SAM stock has a 12-month trailing P/E ratio of 25.15. However, when you look at the stock's trailing enterprise value to free cash flow ratio (EV/FCF), the stock is an incredibly expensive 65.44!
The EV/FCF is a better metric to use than the P/E ratio because, the former takes into account the debt and cash a company has on its balance sheet. It also considers the free cash flow a company generates on its cash flow statement.
The P/E ratio does none of this. The "P" in the P/E ratio only looks at a company's market cap. The "E" in the P/E ratio only looks at a company's reported earnings on its income statement.
None of this is good, because reported earnings - net income - are open to all kinds of accounting measures and accounting tricks, depending on how the company wants to make the numbers look. Also, net income doesn't look at the actual cash profit - or loss - a company generates. A company can be generating growing earnings, but burning through cash.
So, based on this metric the stock is in fact nearly three times more expense, than the P/E ratio would have you believe.
I recommend investors leave the P/E ratio to Wall Street and the like, and stick to the enterprise value to free cash flow ratio.
Looking at the EV/FCF metric from the flip side, SAM stock is yielding 1.53%. Whereas, the flip side of the P/E ratio - the earnings yield - has you believe the stock is yielding 3.98%.

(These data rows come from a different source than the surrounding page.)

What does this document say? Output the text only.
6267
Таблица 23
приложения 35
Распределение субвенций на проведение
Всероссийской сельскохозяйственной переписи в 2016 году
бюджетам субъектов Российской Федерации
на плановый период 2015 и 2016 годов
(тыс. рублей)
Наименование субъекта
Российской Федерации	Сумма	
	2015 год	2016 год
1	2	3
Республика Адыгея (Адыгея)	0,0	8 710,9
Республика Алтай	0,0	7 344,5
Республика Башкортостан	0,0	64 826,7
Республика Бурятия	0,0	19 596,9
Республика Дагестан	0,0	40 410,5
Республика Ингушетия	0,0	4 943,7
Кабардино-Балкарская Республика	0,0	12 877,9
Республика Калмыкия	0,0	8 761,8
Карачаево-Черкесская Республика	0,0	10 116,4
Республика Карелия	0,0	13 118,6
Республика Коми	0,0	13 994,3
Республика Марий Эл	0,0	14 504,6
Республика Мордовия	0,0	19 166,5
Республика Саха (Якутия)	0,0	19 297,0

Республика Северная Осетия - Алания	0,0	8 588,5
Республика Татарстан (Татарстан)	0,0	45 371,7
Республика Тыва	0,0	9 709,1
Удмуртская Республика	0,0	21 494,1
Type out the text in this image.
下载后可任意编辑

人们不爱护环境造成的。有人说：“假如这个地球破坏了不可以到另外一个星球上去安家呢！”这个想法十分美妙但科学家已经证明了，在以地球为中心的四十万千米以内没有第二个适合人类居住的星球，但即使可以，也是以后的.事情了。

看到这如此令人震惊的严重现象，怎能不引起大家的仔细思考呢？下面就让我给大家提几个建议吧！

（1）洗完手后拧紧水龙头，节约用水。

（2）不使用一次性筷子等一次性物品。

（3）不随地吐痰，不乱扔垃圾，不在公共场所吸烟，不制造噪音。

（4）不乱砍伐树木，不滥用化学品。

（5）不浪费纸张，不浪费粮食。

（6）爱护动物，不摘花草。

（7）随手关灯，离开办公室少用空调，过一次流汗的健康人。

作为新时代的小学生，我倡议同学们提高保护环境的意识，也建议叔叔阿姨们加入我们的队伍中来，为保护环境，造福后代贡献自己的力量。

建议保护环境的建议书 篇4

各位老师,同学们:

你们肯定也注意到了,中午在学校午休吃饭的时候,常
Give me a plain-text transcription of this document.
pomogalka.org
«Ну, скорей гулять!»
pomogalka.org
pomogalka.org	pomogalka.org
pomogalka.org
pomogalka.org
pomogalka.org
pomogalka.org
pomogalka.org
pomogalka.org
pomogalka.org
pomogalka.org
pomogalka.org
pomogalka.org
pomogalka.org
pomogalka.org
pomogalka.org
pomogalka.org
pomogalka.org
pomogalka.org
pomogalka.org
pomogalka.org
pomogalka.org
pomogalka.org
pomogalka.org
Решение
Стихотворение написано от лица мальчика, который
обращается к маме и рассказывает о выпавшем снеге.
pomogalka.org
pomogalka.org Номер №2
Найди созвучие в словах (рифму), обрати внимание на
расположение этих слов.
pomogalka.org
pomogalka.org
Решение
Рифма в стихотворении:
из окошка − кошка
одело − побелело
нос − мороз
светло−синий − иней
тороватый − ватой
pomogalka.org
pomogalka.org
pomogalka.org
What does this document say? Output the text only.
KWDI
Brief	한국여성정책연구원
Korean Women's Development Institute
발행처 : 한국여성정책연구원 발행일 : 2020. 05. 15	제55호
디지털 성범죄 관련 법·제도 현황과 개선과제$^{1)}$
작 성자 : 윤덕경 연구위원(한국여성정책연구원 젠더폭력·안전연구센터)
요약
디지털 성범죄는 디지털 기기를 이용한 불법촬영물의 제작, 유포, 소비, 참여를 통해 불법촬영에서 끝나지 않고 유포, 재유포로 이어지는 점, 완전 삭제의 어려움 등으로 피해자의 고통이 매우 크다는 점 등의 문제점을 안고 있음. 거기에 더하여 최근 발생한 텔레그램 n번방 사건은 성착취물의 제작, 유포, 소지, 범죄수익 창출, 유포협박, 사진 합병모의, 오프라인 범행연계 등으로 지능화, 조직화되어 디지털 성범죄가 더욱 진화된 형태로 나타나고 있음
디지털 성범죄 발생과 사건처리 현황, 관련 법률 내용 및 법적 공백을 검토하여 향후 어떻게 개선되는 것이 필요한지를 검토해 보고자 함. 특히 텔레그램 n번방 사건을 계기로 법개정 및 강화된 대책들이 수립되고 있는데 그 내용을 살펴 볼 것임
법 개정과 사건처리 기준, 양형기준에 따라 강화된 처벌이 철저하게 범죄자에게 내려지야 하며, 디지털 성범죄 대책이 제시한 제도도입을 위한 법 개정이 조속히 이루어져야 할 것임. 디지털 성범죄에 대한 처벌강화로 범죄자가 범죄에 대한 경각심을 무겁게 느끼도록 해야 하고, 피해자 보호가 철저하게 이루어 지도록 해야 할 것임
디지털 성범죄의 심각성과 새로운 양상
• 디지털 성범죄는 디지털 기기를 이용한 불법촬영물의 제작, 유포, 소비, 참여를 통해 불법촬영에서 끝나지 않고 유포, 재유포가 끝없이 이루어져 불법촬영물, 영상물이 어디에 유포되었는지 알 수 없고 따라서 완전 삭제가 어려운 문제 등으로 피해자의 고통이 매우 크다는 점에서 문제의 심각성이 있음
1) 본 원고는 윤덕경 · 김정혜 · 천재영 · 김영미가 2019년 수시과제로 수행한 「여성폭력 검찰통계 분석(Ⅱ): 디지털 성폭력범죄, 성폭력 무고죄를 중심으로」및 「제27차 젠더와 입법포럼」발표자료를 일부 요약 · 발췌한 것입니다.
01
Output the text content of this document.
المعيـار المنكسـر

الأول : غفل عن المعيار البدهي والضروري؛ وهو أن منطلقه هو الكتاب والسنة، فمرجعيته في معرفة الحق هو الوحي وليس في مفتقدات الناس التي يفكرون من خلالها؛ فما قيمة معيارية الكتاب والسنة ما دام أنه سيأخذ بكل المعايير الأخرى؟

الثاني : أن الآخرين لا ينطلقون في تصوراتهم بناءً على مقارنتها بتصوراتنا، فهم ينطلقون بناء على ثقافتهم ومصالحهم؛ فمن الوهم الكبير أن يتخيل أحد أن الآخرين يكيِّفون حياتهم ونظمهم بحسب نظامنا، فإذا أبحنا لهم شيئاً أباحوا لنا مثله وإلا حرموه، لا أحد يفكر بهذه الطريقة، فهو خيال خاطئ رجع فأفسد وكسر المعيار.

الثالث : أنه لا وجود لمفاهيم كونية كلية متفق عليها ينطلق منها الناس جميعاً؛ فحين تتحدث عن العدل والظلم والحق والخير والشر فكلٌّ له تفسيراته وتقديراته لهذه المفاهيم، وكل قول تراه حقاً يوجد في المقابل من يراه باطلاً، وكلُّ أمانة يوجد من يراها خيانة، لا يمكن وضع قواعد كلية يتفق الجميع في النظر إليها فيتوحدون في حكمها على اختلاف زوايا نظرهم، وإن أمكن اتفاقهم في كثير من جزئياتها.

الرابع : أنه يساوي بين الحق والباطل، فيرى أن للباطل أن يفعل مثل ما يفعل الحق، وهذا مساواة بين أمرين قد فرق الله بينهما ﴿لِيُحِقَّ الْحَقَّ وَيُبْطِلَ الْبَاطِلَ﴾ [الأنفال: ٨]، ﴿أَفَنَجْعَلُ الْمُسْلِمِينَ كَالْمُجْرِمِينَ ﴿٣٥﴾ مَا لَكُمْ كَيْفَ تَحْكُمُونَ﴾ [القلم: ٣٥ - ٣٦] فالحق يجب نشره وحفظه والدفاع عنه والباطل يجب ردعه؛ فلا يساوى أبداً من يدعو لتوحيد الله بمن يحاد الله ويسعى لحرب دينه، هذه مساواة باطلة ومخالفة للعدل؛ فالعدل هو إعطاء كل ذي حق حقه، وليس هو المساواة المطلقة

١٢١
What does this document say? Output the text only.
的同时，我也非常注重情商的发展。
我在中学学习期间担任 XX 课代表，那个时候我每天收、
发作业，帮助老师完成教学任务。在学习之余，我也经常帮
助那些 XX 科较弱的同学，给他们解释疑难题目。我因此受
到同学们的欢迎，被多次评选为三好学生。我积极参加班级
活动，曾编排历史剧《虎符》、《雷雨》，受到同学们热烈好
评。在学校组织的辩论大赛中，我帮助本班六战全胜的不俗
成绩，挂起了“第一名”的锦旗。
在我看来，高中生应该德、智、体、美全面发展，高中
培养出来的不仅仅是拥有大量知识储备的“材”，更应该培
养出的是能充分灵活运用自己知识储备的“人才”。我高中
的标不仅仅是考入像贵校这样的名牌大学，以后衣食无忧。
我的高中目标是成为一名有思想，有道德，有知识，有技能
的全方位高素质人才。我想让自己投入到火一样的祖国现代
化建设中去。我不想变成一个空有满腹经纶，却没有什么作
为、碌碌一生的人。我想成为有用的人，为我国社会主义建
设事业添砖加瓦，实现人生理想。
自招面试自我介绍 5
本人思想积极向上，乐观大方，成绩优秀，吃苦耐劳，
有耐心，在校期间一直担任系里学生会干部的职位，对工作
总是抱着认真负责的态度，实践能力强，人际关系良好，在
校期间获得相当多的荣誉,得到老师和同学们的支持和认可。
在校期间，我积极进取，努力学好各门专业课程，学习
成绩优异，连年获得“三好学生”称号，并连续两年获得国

I think your story is incomplete. How do we know the current EV/FCF is high? What's SAM's EV/FCF history? What are the ratios of SAM's competitors? What's the market's ratio? You say "pay no attention to P/E" but that's the only number you've compared your ratio to. Also, you say E is a number that can be manipulated. FCF can't be manipulated?
Yes, I know all about relative valuation - comparing a company's current numbers to its historical numbers, comparing its numbers to those of its competitors and to the over all market - and I have done this. Yes, FCF can be manipulated, but it's a bit harder to do. This is why one has to keep changes in working capital in mind, when calculating FCF.
Actually, based on this one metric, I would say the stock is a sell. This is because the shares are currently expensive relative to the free cash flow the company generates. So, I see the share price falling.